Nefertiti dans un champs de canne à sucre, de Phillipe Janaeda, qui est tombé pile lui aussi. C'était une histoire asphyxiante et belle dans laquelle je me suis sentie comme glisser, le personnage principal me ressemblait beaucoup et il m'avait été offert par quelqu'un à qui je tiens.

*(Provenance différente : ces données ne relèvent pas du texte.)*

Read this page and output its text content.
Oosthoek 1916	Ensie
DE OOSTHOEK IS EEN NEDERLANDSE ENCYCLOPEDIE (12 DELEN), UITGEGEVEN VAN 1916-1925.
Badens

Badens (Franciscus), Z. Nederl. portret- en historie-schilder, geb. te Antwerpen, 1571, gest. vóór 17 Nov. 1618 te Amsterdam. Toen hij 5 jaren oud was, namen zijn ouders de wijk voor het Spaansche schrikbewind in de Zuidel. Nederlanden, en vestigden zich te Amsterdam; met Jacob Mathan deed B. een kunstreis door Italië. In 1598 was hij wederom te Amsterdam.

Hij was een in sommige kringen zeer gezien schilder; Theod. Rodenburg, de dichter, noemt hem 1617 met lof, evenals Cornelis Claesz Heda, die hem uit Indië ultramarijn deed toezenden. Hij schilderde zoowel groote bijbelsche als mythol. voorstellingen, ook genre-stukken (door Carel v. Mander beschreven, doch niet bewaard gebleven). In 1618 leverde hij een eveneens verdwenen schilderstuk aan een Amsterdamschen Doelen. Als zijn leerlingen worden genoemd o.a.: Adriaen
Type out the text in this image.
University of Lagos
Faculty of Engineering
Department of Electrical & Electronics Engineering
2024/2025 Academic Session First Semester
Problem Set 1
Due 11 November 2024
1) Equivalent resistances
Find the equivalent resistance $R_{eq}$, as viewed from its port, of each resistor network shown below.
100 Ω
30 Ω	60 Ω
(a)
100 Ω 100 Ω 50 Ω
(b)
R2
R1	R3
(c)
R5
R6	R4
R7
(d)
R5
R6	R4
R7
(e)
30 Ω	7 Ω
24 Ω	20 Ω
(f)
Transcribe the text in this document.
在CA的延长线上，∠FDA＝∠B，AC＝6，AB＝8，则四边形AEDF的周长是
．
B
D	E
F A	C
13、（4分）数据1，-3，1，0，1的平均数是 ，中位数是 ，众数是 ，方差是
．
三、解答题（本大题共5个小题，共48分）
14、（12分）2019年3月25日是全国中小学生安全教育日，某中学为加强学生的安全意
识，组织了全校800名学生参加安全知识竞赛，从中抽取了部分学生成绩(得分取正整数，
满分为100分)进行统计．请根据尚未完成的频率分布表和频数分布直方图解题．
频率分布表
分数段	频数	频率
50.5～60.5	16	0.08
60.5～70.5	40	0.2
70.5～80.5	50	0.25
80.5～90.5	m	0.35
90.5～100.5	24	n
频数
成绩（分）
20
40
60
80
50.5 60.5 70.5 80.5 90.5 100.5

La femme comestible, de Margaret Atwood. Je n'ai jamais trop supporté les autres livres que j'ai lu d'elle, mais celui-là ! C'est son premier. L'histoire en tant que telle est une des plus formidables que je n'ai jamais lu, écriture par une autre elle aurait été ridicule, mais Atwood la rend juste grandiose. Atwood est un génie du sarcasme et des détails ridicules qui prennent une ampleur poignante, si j'avais un livre à faire lire à quelqu'un, je crois que ce serait celui-là. Je le relis souvent et je ne suis jamais déçue.
Et j'ai entendu les vieux dragons battre sous la peau, Dany Boudreault. Tiens, un auteur masculin

. Le premier receuil de poèmes d'un jeune étudiant en théâtre montréalais, touchant, lyrique et drôle, c'est juste 'beau', j'ai apprit des strophes par coeur sans faire exprès alors que j'ai une mémoire de poisson et que je ne retiens pas mon numéro de téléphone :
je glousse, je glousse par défaut, il n'y a pas d'autres cris disponibles.

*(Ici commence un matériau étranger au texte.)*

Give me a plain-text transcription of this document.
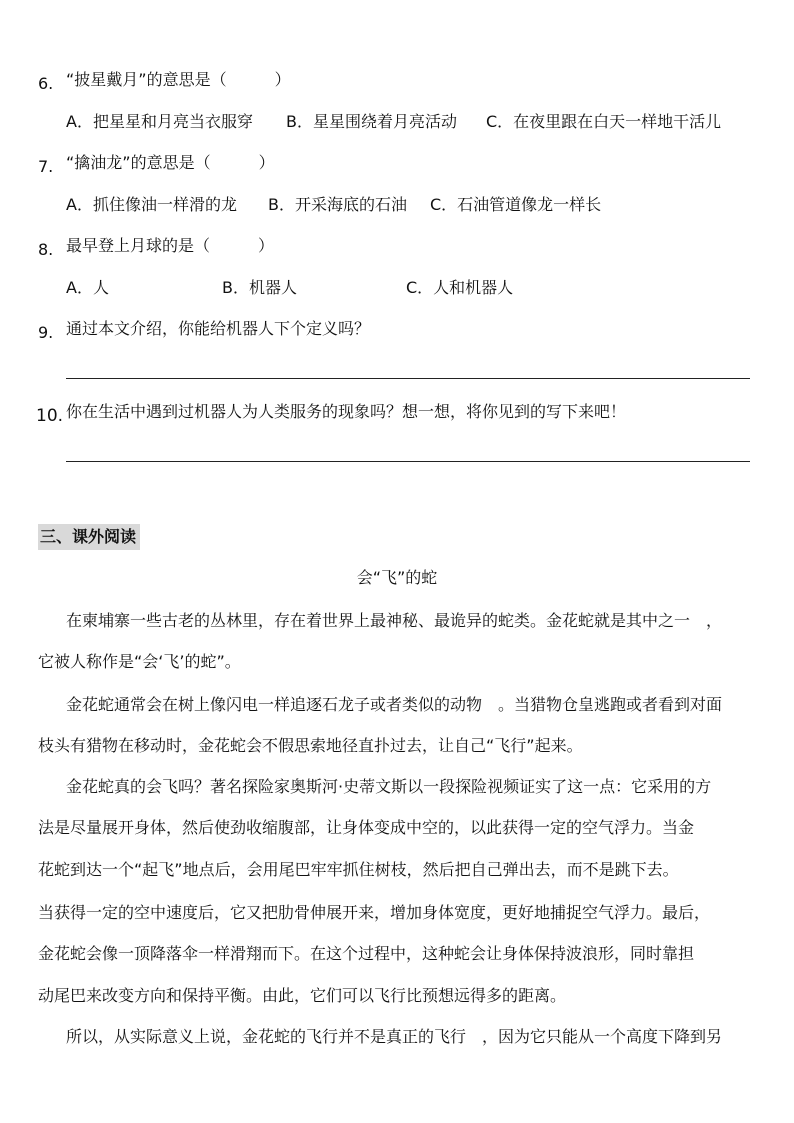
6. “披星戴月”的意思是（　　　）
A．把星星和月亮当衣服穿 B．星星围绕着月亮活动 C．在夜里跟在白天一样地干活儿
7. “擒油龙”的意思是（　　　）
A．抓住像油一样滑的龙 B．开采海底的石油 C．石油管道像龙一样长
8. 最早登上月球的是（　　　）
A．人	B．机器人	C．人和机器人
9. 通过本文介绍，你能给机器人下个定义吗？
10. 你在生活中遇到过机器人为人类服务的现象吗？想一想，将你见到的写下来吧！
三、课外阅读
会“飞”的蛇
在柬埔寨一些古老的丛林里，存在着世界上最神秘、最诡异的蛇类。金花蛇就是其中之一　，
它被人称作是“会‘飞’的蛇”。
金花蛇通常会在树上像闪电一样追逐石龙子或者类似的动物　。当猎物仓皇逃跑或者看到对面
枝头有猎物在移动时，金花蛇会不假思索地径直扑过去，让自己“飞行”起来。
金花蛇真的会飞吗？著名探险家奥斯河·史蒂文斯以一段探险视频证实了这一点：它采用的方
法是尽量展开身体，然后使劲收缩腹部，让身体变成中空的，以此获得一定的空气浮力。当金
花蛇到达一个“起飞”地点后，会用尾巴牢牢抓住树枝，然后把自己弹出去，而不是跳下去。
当获得一定的空中速度后，它又把肋骨伸展开来，增加身体宽度，更好地捕捉空气浮力。最后，
金花蛇会像一顶降落伞一样滑翔而下。在这个过程中，这种蛇会让身体保持波浪形，同时靠担
动尾巴来改变方向和保持平衡。由此，它们可以飞行比预想远得多的距离。
所以，从实际意义上说，金花蛇的飞行并不是真正的飞行　，因为它只能从一个高度下降到另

Putain, Nelly Arcand. Au-delà du personnage de bimbo qu'elle incarne, je suis folle de l'écriture de Nelly Arcand. Les phrases sont fouillées, longues et s'enroulent autour d'elles-même, c'est complètement aliénant et étouffant, je pense toujours à ses livres ou ses nouvelles des jours après les avoir terminés.
Putain plutôt que
Folle parce que je le trouve beaucoup plus abouti.
L'attrape-coeur de Salinger, parce que je suis une
phonie, et que j'aime bien les histoires d'errance et que dans le genre c'est mon favori.
Pour finir je ne pouvais pas ne pas citer Bukowski, qui n'est pas très fin c'est vrai, mais bon, on l'aime quand même. Mon préféré est
Contes de la folie ordinaire, qui ne ressemble pas vraiment à ses autres, non ? J'aime l'aspect magique conjugué avec tout le dégueulasse de Buko.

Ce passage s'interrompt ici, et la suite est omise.